Granted, these things don't really make me mad, they just make me sigh and say, "Colombia!" There's many things in Manizales that are better than they were on the coast, like the DAS (who smiling at me and flirted while giving me my cedula instead of scowling and mumbling), and the roads, which are well taken care of and clean.

Wednesday, September 10, 2008

Crazy Manizales Weather

So, apparently weather here changes on a dime, and flying in and out will always be a bit of a problem. The airport runway is set up in the mountains almost, so rain, clouds, you name it, it closes. It can go from sunny and 75 in the morning to freezing and raining in the afternoon. Wouldn't be so bad, but how do you dress? I find myself most of the time with a scarf and coat, which I may need when I put it on and then not need it anymore in twenty minutes. And even more interesting is that a couple minutes "down the mountain" and it's warmer and not so crazy. There's only been one morning here so far that I've been able to see the Nevado from my window. Alex and her friend came for two days, so I got to go to the termales (hot springs) for a little while which made up for the cold, although it was also a reminder that Colombian taxi drivers are certified crazy.

In Manizales

Arriving in Manizales was a little bit of a trip, and a reminder of how different life in Colombia is from C.A. It wasn’t the first time I’d been a flight where an airport was closed for bad weather, but it is the first time they didn’t fly us to our final destination! The plane landed in Pereria a half hour late, and then Aires proceeded to put us all in a little buseta with the luggage stacked on top. I was supposed to have arrived in Manizales at 4:45, but ended up getting there around 9. No problem, but wouldn’t it make sense that if a flight is paid for they actually fly you there? Just curious, not angry, and more than a little sore by the time I got there...love being back in Colombia!

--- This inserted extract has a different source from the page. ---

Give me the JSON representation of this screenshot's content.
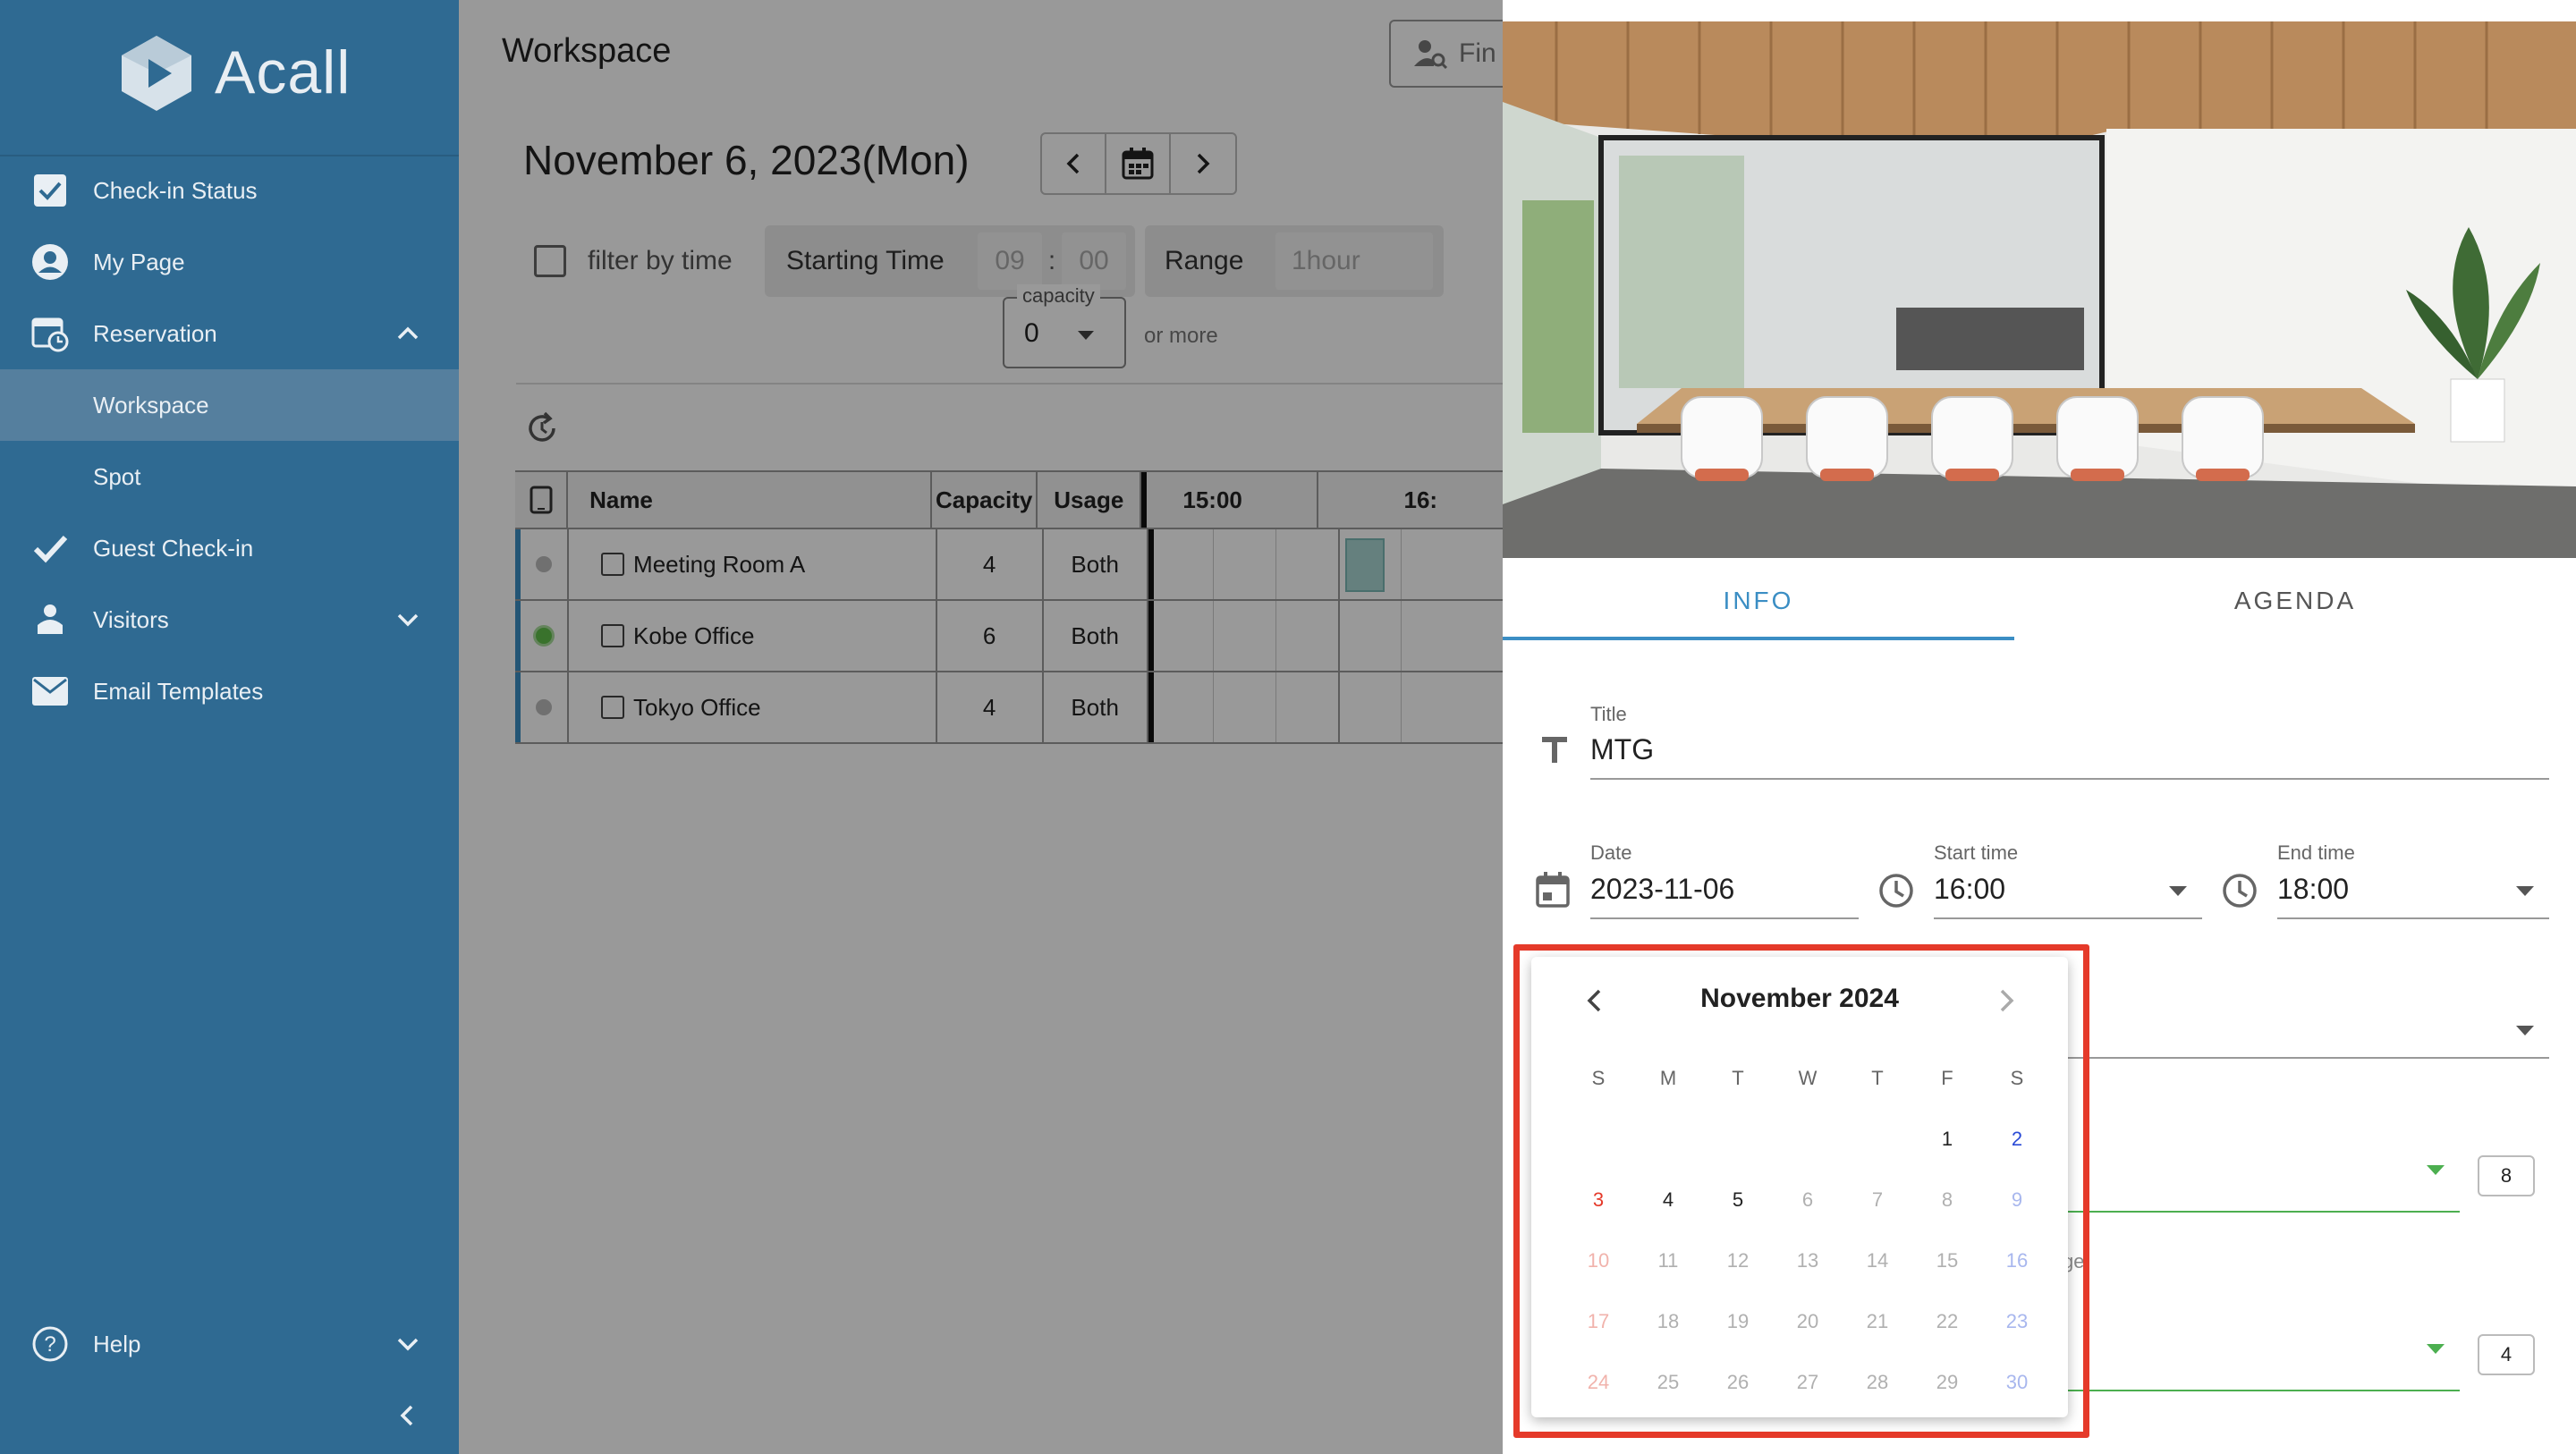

Manizales is much colder than it was when I was here two years ago for semana santa. The wool coat and scarf I got in Bogota were excellent purchases, even if I didn't end up doing much else there. It’s rained every day and for a good part of the day except for today (Saturday). I like being able to walk from place to place here, and the San Francisco-like streets are going to give me some nice calves after 10 months! The apartestudio that the Colombo had waiting for me is more than cute, and co-workers have been great so far. I went on a cold-weather chiva (same idea as warm weather, but just not the same), and have been happily falling asleep every night to my neighbor’s blaring vallenato and salsa. There’re seven universities here, so the city feels and looks young, and there’s so many events going on that my head is spinning, especially after two years in San Sal. Overall, people are so very nice. Work is a little slow for me now, trying to get used to a new schedule and the general chilliness (most definitely going to have yellow teeth from drinking large quantities of yummy coffee!).

Food is much cheaper here than I’ve become (re)accustomed to, but I’m going tohave to bring back a large bottle of hot sauce! I love being able to call friends here again, and my first visitor will be here in less than a week! Next week is the regional ELT conference in Pereria, which I need to get working on, but I'm still feeling a little conferenced-out after July. Other than that, my time is occupied cooking and reading, talking to Edwin through Skype, and some walking around if it's not raining.